Scale it up: On the other hand, if you’re flexible, move your front foot away such that your knees are angled at more than 90 degrees. You can also prop your front foot on a block.
Target the back and side of the thigh with the double pigeon. It helps to further relax the top leg as the bottom leg acts as a block for added height.
Start in a cross-legged sitting position. pigeon pose. Stack your left ankle over the right knee, and your left knee over the right ankle. Lean forward slowly as much as you can. Hold for one minute. Switch sides.
This is a classic pose that stretches the upper leg muscles and butt.
Stand up and lean forward. Place hands on floor and slide legs away from each other as much as possible. Flex toes to stretch calves or relax for a thigh stretch. Hold for one minute.
Scale it down: If you are unable to sit in a straight line, simply bring your legs closer together until you reach a comfortable position. Then, open them slightly to give yourself a stretch.
Scale it up: If you can relax in a side split, challenge yourself by placing your feet up on blocks.

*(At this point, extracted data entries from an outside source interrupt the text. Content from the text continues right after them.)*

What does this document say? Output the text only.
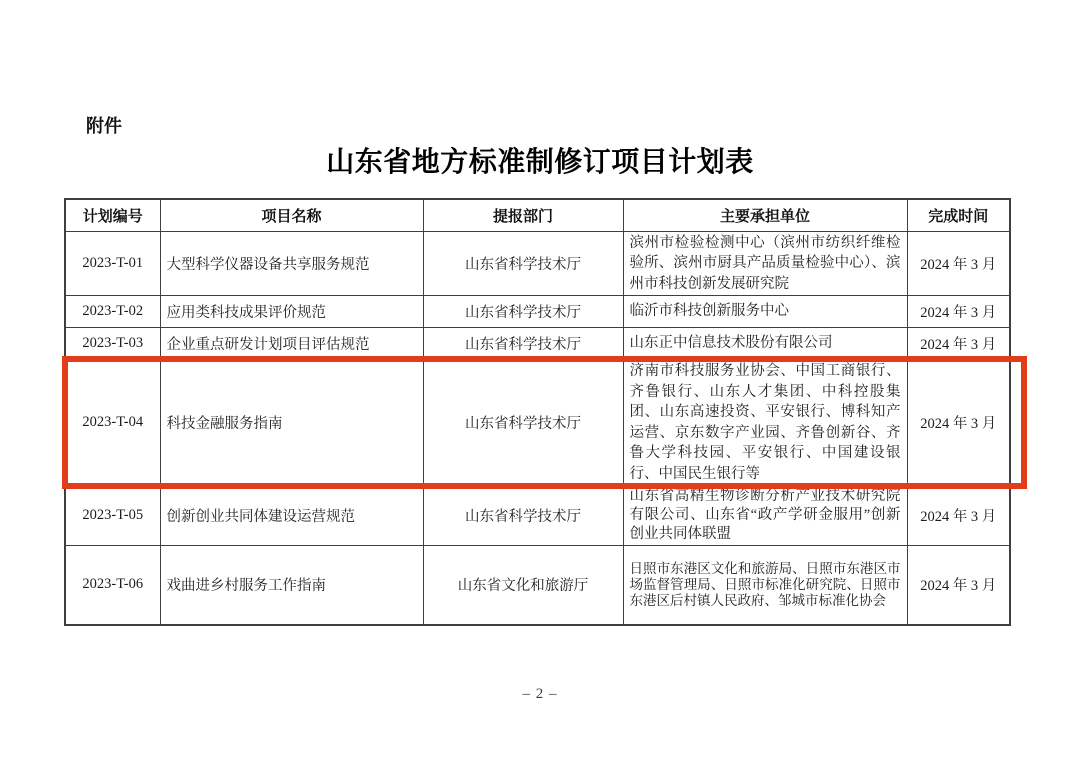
附件
山东省地方标准制修订项目计划表
计划编号	项目名称	提报部门	主要承担单位	完成时间
2023-T-01	大型科学仪器设备共享服务规范	山东省科学技术厅	滨州市检验检测中心（滨州市纺织纤维检验所、滨州市厨具产品质量检验中心）、滨州市科技创新发展研究院	2024 年 3 月
2023-T-02	应用类科技成果评价规范	山东省科学技术厅	临沂市科技创新服务中心	2024 年 3 月
2023-T-03	企业重点研发计划项目评估规范	山东省科学技术厅	山东正中信息技术股份有限公司	2024 年 3 月
2023-T-04	科技金融服务指南	山东省科学技术厅	济南市科技服务业协会、中国工商银行、齐鲁银行、山东人才集团、中科控股集团、山东高速投资、平安银行、博科知产运营、京东数字产业园、齐鲁创新谷、齐鲁大学科技园、平安银行、中国建设银行、中国民生银行等	2024 年 3 月
2023-T-05	创新创业共同体建设运营规范	山东省科学技术厅	山东省高精生物诊断分析产业技术研究院有限公司、山东省“政产学研金服用”创新创业共同体联盟	2024 年 3 月
2023-T-06	戏曲进乡村服务工作指南	山东省文化和旅游厅	日照市东港区文化和旅游局、日照市东港区市场监督管理局、日照市标准化研究院、日照市东港区后村镇人民政府、邹城市标准化协会	2024 年 3 月
– 2 –
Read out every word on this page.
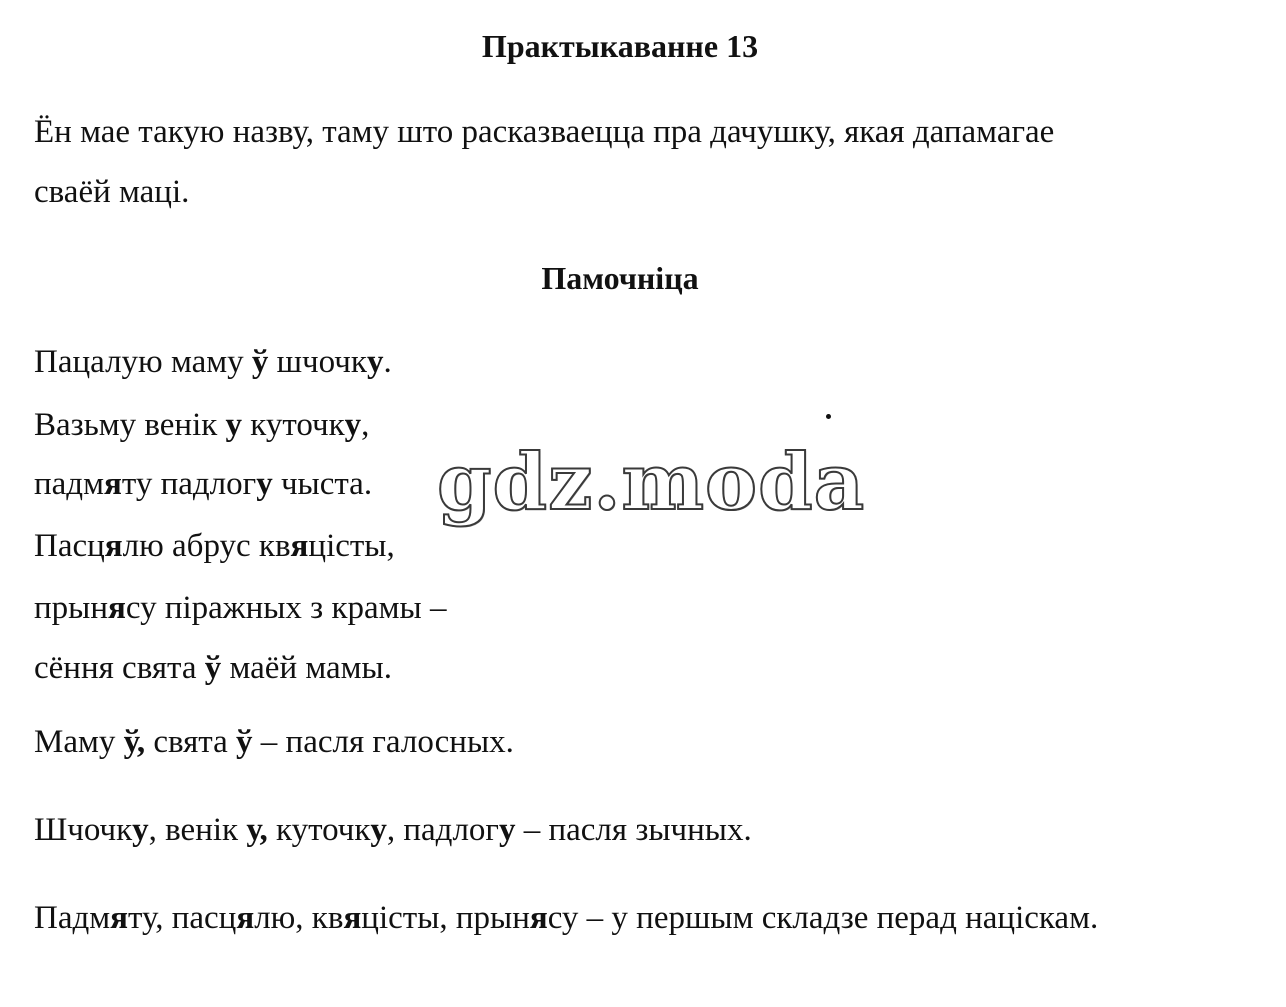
Практыкаванне 13
Ён мае такую назву, таму што расказваецца пра дачушку, якая дапамагае
сваёй маці.
Памочніца
Пацалую маму ў шчочку.
Вазьму венік у куточку,
падмяту падлогу чыста.
Пасцялю абрус квяцісты,
прынясу піражных з крамы –
сёння свята ў маёй мамы.
Маму ў, свята ў – пасля галосных.
Шчочку, венік у, куточку, падлогу – пасля зычных.
Падмяту, пасцялю, квяцісты, прынясу – у першым складзе перад націскам.
gdz.moda
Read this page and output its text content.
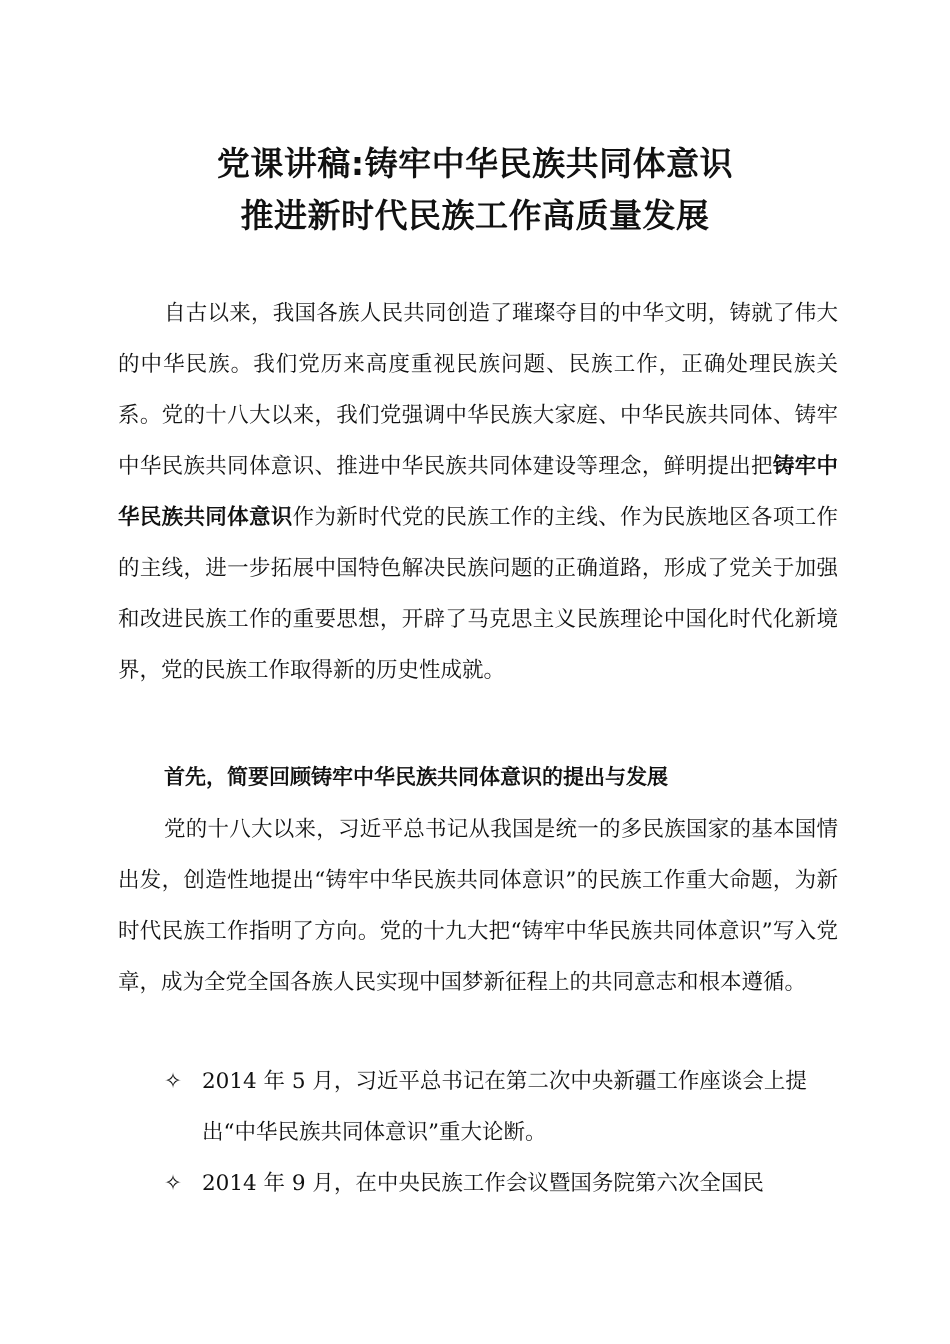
党课讲稿:铸牢中华民族共同体意识
推进新时代民族工作高质量发展

自古以来，我国各族人民共同创造了璀璨夺目的中华文明，铸就了伟大的中华民族。我们党历来高度重视民族问题、民族工作，正确处理民族关系。党的十八大以来，我们党强调中华民族大家庭、中华民族共同体、铸牢中华民族共同体意识、推进中华民族共同体建设等理念，鲜明提出把铸牢中华民族共同体意识作为新时代党的民族工作的主线、作为民族地区各项工作的主线，进一步拓展中国特色解决民族问题的正确道路，形成了党关于加强和改进民族工作的重要思想，开辟了马克思主义民族理论中国化时代化新境界，党的民族工作取得新的历史性成就。

首先，简要回顾铸牢中华民族共同体意识的提出与发展

党的十八大以来，习近平总书记从我国是统一的多民族国家的基本国情出发，创造性地提出“铸牢中华民族共同体意识”的民族工作重大命题，为新时代民族工作指明了方向。党的十九大把“铸牢中华民族共同体意识”写入党章，成为全党全国各族人民实现中国梦新征程上的共同意志和根本遵循。

✧ 2014 年 5 月，习近平总书记在第二次中央新疆工作座谈会上提出“中华民族共同体意识”重大论断。
✧ 2014 年 9 月，在中央民族工作会议暨国务院第六次全国民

This will put you in a split that is deeper than 180-degrees.
The frog pose is like an intense pose for the inner thighs so do this at your own pace.
Start with both legs splayed outwards with knees bent at 90 degrees. Lean forwards till your forearms and elbows are on the floor. Hold for a minute. Allow your tummy to sink deeper towards the floor as you get comfortable. Remember to take regular deep breaths.
Scale it down: Bring your knees behind your hips and let your elbows support your body weight.
(Also read: Easy Ways to Do Yoga in Bed)
Front splits look difficult, but they are usually easier than side splits as they require less external rotation.
You can start in a low lunge position – rest your back knee and top of the foot to the floor and extend your right foot as much as possible to the front while straightening your right leg. You may rest your hands on blocks if needed.
Rock back and forth to feel the stretch in both legs. With regular practice, you’ll be able to fo a full split.